Ma tornando a questo adattamento live-action, a farne maggiormente le spese è stato il gran visir, a causa soprattutto di un casting decisamente poco ispirato. Sebbene la scelta di un Jafar più giovane possa essere interessante, perché ne fa quasi una versione corrotta dello stesso Aladdin (come è evidente nella scena, ben girata, in cui gli ruba la lampada), il voler dare a tutti i costi una spiegazione, sommaria, della sua malvagità (pratica comune a tutti questi remake) ne indebolisce la statura, trasformandolo in un villain incattivito più che cattivo, mai percepito come una vera minaccia, e non supportato da una performance convincente come accadeva invece con le sempre eccezionali Cate Blanchett e Angelina Jolie rispettivamente in Cenerentola e Maleficent. Anche il prologo, narrato da una marinaio dalle fattezze di Will Smith, risulta più fiacco e meno efficace rispetto a quello animato, sebbene narrativamente più giustificato, ma fallisce nell'imporre da subito il ritmo comicamente irriverente del film. Viene mantenuta però la tradizione di affidare l'introduzione al Genio, come nella versione originale (il mercante è doppiato sempre da Robin Williams e leggenda vuole che si tratti proprio del Genio sotto mentite spoglie) e in quella teatrale.
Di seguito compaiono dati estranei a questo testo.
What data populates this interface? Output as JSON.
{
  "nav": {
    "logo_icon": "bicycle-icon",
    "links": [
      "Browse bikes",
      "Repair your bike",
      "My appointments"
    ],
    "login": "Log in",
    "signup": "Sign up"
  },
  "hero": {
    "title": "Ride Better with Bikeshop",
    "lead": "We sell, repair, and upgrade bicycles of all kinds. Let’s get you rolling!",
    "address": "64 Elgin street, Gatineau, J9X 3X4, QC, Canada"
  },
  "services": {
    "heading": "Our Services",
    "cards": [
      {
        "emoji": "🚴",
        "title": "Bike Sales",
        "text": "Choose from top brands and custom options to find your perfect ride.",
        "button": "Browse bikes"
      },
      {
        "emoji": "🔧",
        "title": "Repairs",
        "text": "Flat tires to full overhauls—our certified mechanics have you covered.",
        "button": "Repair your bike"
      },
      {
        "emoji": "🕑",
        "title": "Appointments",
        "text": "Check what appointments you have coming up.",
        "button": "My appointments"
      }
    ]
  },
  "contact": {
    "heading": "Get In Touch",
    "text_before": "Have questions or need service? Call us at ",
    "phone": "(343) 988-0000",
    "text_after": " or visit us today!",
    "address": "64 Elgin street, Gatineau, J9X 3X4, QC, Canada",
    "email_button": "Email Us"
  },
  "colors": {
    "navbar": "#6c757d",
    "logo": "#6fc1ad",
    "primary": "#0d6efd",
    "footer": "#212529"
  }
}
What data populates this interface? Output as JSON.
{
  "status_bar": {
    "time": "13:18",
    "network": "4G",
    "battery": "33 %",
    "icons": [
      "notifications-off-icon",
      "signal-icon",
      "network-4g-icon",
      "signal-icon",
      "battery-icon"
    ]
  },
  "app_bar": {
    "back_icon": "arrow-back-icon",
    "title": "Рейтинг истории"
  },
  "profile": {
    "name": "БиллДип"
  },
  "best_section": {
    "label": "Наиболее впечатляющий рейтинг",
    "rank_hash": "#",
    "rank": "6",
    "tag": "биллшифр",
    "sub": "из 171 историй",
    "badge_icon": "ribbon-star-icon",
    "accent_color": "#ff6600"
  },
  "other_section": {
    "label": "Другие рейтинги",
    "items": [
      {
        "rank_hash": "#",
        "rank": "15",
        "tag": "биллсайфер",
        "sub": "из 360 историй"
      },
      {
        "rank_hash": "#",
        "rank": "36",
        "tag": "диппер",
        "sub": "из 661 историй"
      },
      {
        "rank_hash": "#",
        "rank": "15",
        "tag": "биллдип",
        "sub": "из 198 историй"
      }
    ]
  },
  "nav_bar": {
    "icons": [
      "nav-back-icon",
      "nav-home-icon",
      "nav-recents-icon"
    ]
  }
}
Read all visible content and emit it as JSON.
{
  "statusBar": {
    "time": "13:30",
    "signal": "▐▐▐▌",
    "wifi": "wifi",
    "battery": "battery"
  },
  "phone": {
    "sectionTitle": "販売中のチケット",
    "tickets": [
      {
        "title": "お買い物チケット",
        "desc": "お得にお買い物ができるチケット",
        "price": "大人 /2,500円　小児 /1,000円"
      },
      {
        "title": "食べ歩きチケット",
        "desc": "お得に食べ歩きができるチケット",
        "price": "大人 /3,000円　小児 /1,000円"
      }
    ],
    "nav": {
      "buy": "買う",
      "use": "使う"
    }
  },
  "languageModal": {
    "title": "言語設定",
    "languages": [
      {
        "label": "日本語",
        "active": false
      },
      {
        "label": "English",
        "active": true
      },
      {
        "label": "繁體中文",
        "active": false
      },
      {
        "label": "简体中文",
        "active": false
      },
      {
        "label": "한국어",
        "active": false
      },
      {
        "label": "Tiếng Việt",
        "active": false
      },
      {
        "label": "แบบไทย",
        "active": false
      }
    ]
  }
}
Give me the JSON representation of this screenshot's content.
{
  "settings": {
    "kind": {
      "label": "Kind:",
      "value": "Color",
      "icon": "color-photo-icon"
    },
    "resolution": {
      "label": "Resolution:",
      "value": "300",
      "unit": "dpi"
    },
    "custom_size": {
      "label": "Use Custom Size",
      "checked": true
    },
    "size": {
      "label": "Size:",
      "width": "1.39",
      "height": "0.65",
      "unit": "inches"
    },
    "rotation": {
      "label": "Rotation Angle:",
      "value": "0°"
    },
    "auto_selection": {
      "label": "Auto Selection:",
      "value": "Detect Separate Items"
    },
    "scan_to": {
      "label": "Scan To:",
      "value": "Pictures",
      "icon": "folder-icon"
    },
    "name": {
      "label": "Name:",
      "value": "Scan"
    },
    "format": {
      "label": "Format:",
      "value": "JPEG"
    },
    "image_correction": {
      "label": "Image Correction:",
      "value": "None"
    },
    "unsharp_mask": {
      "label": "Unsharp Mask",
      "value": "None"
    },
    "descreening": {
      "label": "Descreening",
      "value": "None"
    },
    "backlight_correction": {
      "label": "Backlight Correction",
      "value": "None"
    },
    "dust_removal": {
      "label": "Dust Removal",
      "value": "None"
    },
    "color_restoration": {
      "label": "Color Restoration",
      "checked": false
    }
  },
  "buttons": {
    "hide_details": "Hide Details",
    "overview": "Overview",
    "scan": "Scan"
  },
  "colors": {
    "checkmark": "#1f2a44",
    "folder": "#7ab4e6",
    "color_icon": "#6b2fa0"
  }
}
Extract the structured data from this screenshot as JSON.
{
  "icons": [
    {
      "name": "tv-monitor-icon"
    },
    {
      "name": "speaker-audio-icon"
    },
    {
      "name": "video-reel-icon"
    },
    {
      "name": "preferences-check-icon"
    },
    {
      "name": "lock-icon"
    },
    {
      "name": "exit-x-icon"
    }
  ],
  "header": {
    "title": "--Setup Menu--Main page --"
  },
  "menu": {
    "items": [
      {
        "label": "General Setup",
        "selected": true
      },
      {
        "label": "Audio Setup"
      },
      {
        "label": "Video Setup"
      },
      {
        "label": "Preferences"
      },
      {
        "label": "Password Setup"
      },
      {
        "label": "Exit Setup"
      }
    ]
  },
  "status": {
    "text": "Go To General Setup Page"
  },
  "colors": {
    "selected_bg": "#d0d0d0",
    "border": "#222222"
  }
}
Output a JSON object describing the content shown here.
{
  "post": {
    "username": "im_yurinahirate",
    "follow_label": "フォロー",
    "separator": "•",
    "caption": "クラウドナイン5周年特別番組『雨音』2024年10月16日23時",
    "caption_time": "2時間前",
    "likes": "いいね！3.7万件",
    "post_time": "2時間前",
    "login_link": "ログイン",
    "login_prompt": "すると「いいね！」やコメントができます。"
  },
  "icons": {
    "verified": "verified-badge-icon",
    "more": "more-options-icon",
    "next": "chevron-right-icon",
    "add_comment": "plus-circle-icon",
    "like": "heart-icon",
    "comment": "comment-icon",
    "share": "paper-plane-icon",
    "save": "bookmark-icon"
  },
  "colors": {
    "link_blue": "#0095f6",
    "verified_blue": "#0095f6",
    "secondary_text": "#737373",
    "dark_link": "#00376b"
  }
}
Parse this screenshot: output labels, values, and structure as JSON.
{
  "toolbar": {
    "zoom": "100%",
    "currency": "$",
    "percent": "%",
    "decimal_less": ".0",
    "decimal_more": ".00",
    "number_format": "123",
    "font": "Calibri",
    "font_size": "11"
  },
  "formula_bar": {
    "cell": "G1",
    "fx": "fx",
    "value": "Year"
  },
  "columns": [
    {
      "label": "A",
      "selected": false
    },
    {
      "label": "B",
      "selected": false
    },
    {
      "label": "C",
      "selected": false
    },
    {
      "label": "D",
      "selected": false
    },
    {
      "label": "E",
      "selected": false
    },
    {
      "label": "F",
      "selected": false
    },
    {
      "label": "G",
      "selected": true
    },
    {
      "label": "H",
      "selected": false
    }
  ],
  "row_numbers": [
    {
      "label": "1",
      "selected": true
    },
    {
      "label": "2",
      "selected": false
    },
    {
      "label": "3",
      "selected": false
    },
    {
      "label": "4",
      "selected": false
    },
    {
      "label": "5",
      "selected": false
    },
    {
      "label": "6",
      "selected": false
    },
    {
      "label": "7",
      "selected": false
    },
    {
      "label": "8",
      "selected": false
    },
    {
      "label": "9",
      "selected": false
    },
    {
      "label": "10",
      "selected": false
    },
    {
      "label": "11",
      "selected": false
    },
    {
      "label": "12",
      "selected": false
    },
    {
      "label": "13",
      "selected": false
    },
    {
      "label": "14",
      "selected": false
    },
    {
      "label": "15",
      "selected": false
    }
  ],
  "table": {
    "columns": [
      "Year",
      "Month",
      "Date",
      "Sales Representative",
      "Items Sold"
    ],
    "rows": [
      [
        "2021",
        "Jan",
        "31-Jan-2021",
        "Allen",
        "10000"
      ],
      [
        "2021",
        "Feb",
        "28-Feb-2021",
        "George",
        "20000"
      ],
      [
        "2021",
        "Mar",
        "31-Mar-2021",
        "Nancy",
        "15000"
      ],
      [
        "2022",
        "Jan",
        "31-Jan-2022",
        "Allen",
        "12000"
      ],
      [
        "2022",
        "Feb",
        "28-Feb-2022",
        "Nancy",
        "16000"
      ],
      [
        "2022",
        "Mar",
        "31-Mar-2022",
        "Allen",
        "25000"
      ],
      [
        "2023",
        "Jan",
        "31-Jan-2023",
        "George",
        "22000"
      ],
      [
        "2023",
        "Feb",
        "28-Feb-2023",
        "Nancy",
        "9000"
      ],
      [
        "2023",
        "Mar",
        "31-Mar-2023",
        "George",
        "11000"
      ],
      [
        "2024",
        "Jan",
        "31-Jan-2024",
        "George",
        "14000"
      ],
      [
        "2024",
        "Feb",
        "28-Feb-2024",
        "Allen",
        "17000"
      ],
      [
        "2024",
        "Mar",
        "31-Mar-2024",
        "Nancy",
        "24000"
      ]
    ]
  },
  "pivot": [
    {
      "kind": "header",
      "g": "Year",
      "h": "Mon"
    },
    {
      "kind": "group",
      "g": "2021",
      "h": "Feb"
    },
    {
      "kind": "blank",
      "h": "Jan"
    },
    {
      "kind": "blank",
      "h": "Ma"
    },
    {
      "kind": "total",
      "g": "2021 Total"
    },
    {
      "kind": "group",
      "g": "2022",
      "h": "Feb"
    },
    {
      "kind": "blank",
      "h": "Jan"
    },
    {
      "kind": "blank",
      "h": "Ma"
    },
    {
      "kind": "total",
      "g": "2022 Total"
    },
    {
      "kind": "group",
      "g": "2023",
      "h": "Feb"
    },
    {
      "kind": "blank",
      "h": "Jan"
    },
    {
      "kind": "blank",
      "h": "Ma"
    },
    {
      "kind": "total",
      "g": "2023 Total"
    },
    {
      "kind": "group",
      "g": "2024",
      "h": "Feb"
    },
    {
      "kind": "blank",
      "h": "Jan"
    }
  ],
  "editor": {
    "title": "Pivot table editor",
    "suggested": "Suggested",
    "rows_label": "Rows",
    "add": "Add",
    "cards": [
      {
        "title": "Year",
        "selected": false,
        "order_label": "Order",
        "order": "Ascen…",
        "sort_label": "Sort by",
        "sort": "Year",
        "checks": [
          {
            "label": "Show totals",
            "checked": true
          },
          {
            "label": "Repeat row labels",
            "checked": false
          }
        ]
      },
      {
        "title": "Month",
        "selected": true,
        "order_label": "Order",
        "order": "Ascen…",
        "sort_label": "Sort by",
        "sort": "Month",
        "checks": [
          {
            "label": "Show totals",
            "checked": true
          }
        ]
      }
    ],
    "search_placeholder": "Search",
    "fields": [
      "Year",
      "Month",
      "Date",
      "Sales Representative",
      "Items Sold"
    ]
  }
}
Tuttavia, tirando le somme ci si rende conto che i conti non tornano, perché Aladdin, nonostante gli indubbi difetti, convince e assicura quello scatenato spettacolo che il pubblico si aspetta, con la giusta e studiata dose di nostalgia. L'operazione è nel complesso riuscita, la confezione è ammiccante (con quel tocco Bollywood che rende il film più appetibile anche al vasto publico indiano), il prodotto funziona, complici anche le leggendarie canzoni; alcuni critici lo hanno definito il miglior remake Disney, il pubblico (inizialmente dubbioso con i primi trailer) lo ha pienamente promosso con un esordio al di sopra delle aspettative e una tenuta invidiabile (segno di un ottimo passa parola)... e mamma Disney gongola, si appunta gli errori per perfezionare sempre più la sua formula, e rafforza sempre più i suoi “fenomenali poteri cosmici”, in uno spazio (artistico) vitale sempre più minuscolo, sempre più schiava delle mode e dei gusti del tempo, costretta a esaudire i desideri del suo pubblico.